Perlu diketahui, seperti juga NBA, MLS juga membagi tim berdasarkan wilayah. 6 tim terbaik masing-masing wilayah akan masuk babak playoff. Peringkat 3-6 akan saling beradu di babak knockout dan akan bertemu dua peringkat terbaik masing-masing wilayah di semifinal wilayah. Tim yang berhasil lolos di semifinal akan saling beradu di final wilayah. Pemenang final masing-masing wilayah kemudian akan beradu di Final.
Mungkin bagi penikmat sepakbola eropa format ini dianggap kurang pas karena tim berbeda wilayah hanya bertemu sekali, selain itu format MLS nggak mengenal degradasi jadinya kurang pegimana gitu.
Hanya saja, format ini tidak selalu "seaneh" bayangan kita. Klo liga hanya dilihat dari kacamata babak reguler dan klasemen diukur dari rekor menang kalah secara keseluruhan akan didapatkan fakta nyeleneh.

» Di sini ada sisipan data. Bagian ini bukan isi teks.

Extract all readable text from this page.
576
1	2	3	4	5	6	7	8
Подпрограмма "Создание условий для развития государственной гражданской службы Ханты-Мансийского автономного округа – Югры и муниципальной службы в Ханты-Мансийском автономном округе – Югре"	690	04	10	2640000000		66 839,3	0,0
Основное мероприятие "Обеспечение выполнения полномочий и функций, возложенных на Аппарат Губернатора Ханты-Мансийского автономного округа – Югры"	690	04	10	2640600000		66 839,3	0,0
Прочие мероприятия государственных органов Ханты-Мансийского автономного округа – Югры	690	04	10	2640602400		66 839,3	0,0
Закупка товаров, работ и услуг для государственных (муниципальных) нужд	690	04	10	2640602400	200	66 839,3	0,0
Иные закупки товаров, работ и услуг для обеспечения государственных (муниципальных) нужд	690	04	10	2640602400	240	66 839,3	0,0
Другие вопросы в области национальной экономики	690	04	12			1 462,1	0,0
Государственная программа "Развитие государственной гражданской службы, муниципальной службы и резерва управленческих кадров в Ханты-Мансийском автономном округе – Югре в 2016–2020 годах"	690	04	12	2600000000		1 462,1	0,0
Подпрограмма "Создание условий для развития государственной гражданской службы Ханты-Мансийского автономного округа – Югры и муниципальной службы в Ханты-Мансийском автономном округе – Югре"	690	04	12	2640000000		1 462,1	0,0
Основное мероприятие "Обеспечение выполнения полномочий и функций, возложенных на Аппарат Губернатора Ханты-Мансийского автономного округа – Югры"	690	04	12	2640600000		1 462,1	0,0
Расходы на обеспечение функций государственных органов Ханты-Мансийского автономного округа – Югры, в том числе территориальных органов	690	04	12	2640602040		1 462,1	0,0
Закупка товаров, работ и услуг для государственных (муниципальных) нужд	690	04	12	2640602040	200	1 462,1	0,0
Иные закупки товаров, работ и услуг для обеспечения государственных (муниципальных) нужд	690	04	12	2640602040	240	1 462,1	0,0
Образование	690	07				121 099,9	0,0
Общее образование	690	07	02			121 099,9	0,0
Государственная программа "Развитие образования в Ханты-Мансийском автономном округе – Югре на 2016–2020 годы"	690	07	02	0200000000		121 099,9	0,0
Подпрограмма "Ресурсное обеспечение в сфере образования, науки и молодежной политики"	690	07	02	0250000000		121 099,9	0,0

Perpaduan aturan salary cap dan liga tanpa degradasi memungkinkan pergeseran peringkat klasemen yang cukup sengit. Setidaknya, itu terjadi juga di Liga A Australia. Tidak ada tim yang benar-benar mendominasi Liga sejak liga berdiri.
Sebagai gambaran sejak Premier League berdiri, kita tahu Manchester United jadi tim paling dominan. Dari musim 1992-1993, hanya sekali Manchester United ada di luar lima besar sampai musim 2015-2016, yaitu musim lalu. Berdasarkan fakta tersebut, rata-rata MU finish di peringkat ke-2, setidaknya sampai musim kemarin. Arsenal membututi di peringkat kedua, dengan rata-rata finish di peringkat ke-3,54.Â
Rata-rata peringkat Arsenal bisa lebih baik klo mereka nggak nyangsang di peringkat 10 di musim perdana EPL. Liga di Eropa yang punya tim dengan koefisien lebih baik dari MU adalah Liga Jerman. Karena konsisten di peringkat dua besar, koefisien Bayern Munich bisa nyampe 1,75. Barcelona di La Liga aja koefisiennya cuma 2. Koefisien tadi saya hitung dari tahun yang sama, dimulai sejak Premier League digelar. Serie A? Koefisien Juventus baru 3,11. Nggak superior-nya  Juventus, selain lantaran pernah berada di peringkat 20 (siap-siap dijitak fans Juve), mereka pernah empat kali berada di peringkat 7 Serie A.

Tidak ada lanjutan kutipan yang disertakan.